O bom de ser assim, suscetível às palavras (e porque não dizer escrava delas?) é que o mundo se desenha mais fácil. É como se ao redigir fosse possível construir um manual de instruções do universo. Com o tempo, fui aprendendo a ler os sentimentos e entendê-los melhor. Não confundo mágoa com angústia, tristeza com decepção, agilidade com morosidade, procrastinação com preguiça, embriaguez com tempero líquido. Identificando essas fases, ao escrever, apenas as coloco pra fora. Me livro mesmo. Dou a elas a chance de me atormentarem para que uma folha em branco ganhe algum tipo de pigmento.
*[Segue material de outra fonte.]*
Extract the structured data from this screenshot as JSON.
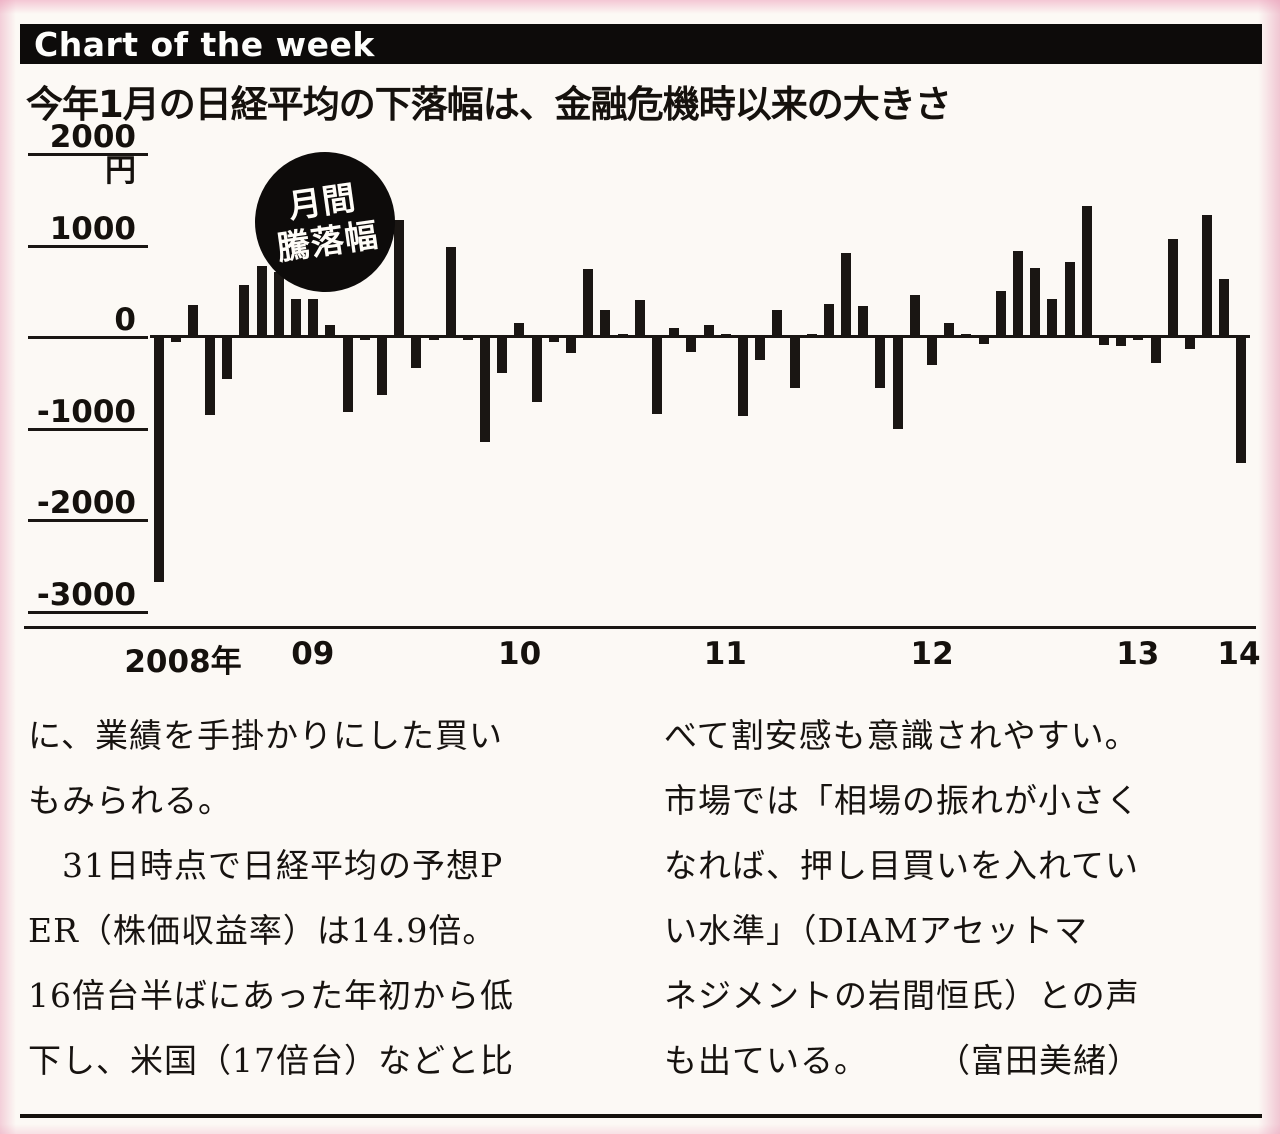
{
  "banner": {
    "title": "Chart of the week"
  },
  "headline": "今年1月の日経平均の下落幅は、金融危機時以来の大きさ",
  "chart_data": {
    "type": "bar",
    "title": "今年1月の日経平均の下落幅は、金融危機時以来の大きさ",
    "badge_lines": [
      "月間",
      "騰落幅"
    ],
    "unit": "円",
    "ylabel": "",
    "xlabel": "",
    "ylim": [
      -3000,
      2000
    ],
    "grid": "off",
    "legend": "none",
    "bar_color": "#1a1613",
    "y_ticks": [
      "2000円",
      "1000",
      "0",
      "-1000",
      "-2000",
      "-3000"
    ],
    "y_tick_values": [
      2000,
      1000,
      0,
      -1000,
      -2000,
      -3000
    ],
    "x_ticks": [
      {
        "label": "2008年",
        "pos": 0.03
      },
      {
        "label": "09",
        "pos": 0.148
      },
      {
        "label": "10",
        "pos": 0.336
      },
      {
        "label": "11",
        "pos": 0.523
      },
      {
        "label": "12",
        "pos": 0.711
      },
      {
        "label": "13",
        "pos": 0.898
      },
      {
        "label": "14",
        "pos": 0.99
      }
    ],
    "x_months": [
      "2008/10",
      "2008/11",
      "2008/12",
      "2009/01",
      "2009/02",
      "2009/03",
      "2009/04",
      "2009/05",
      "2009/06",
      "2009/07",
      "2009/08",
      "2009/09",
      "2009/10",
      "2009/11",
      "2009/12",
      "2010/01",
      "2010/02",
      "2010/03",
      "2010/04",
      "2010/05",
      "2010/06",
      "2010/07",
      "2010/08",
      "2010/09",
      "2010/10",
      "2010/11",
      "2010/12",
      "2011/01",
      "2011/02",
      "2011/03",
      "2011/04",
      "2011/05",
      "2011/06",
      "2011/07",
      "2011/08",
      "2011/09",
      "2011/10",
      "2011/11",
      "2011/12",
      "2012/01",
      "2012/02",
      "2012/03",
      "2012/04",
      "2012/05",
      "2012/06",
      "2012/07",
      "2012/08",
      "2012/09",
      "2012/10",
      "2012/11",
      "2012/12",
      "2013/01",
      "2013/02",
      "2013/03",
      "2013/04",
      "2013/05",
      "2013/06",
      "2013/07",
      "2013/08",
      "2013/09",
      "2013/10",
      "2013/11",
      "2013/12",
      "2014/01"
    ],
    "values": [
      -2680,
      -60,
      350,
      -850,
      -460,
      570,
      780,
      710,
      410,
      410,
      130,
      -820,
      -10,
      -630,
      1280,
      -340,
      -10,
      980,
      -30,
      -1150,
      -390,
      150,
      -710,
      -60,
      -170,
      740,
      290,
      10,
      400,
      -840,
      100,
      -160,
      130,
      20,
      -860,
      -250,
      290,
      -560,
      20,
      360,
      920,
      340,
      -560,
      -1010,
      460,
      -310,
      150,
      20,
      -80,
      500,
      940,
      750,
      420,
      820,
      1430,
      -90,
      -100,
      -10,
      -280,
      1070,
      -130,
      1330,
      630,
      -1380
    ]
  },
  "article": {
    "left_column": [
      "に、業績を手掛かりにした買い",
      "もみられる。",
      "　31日時点で日経平均の予想P",
      "ER（株価収益率）は14.9倍。",
      "16倍台半ばにあった年初から低",
      "下し、米国（17倍台）などと比"
    ],
    "right_column": [
      "べて割安感も意識されやすい。",
      "市場では「相場の振れが小さく",
      "なれば、押し目買いを入れてい",
      "い水準」（DIAMアセットマ",
      "ネジメントの岩間恒氏）との声",
      "も出ている。　　　（富田美緒）"
    ]
  }
}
Eu talvez escreva para descrever assim como escrevo para desabafar ou desabar, mesmo que para quem leia esse início de frase soe como uma redundância. Pessoas que são assim como eu também são felizes. Não pense que a amargura aparente consiga apagar os momentos em que o contentamento mostra alguma possibilidade. Nós, pessoas que justificam a invenção do whisky, também conseguimos diferenciar felicidade e alegria, por incrível que pareça.

Com o tempo o tempo passa. E a passagem dele vem acompanhada de um vendaval que enche os olhos de terra impedindo que você veja logo ali na frente um orelhão. Isso mesmo, esses telefones públicos antigos cujos celulares motivaram o velório. E caso você consiga vê-lo não terá uma ficha sequer para utilizar esse artigo de museu. Mas, caso a sorte lhe seja companheira, me diz uma coisa: para quem você ligaria?

Metáforas, estórias, anedotas e tudo mais à parte, eu acho que eu não ligaria para ninguém, pois creio que ando ligando para muita coisa. Parece bobo “se importar”, não é mesmo? É tanta coisa que “dizem ser” mais importante. É tanta causa para brigar. É tanta vida para cuidar. É tanto ‘tanto’ disfarçando o nada.

Quando houver dúvidas de que talvez não haja algo para dizer, lembre-se de que existe muito para sentir, e sempre que o sentir prevalecer algo precisará ser dito.

Ou seja, algo precisa ser dito a todo instante.

Essa é só uma descrição floreada de um dia. Não qualquer dia, na realidade. É mais sobre um domingo de sol que entardeceu sem brilho. Ou ainda, sobre um domingo soturno que não revelou nenhuma luminosidade. Alguns Domingos são desse jeito, eles têm significado.

E assim, como uma cena controversa que ninguém espera, tivemos um triste 15 de setembro.

E que, incrivelmente, nem domingo era.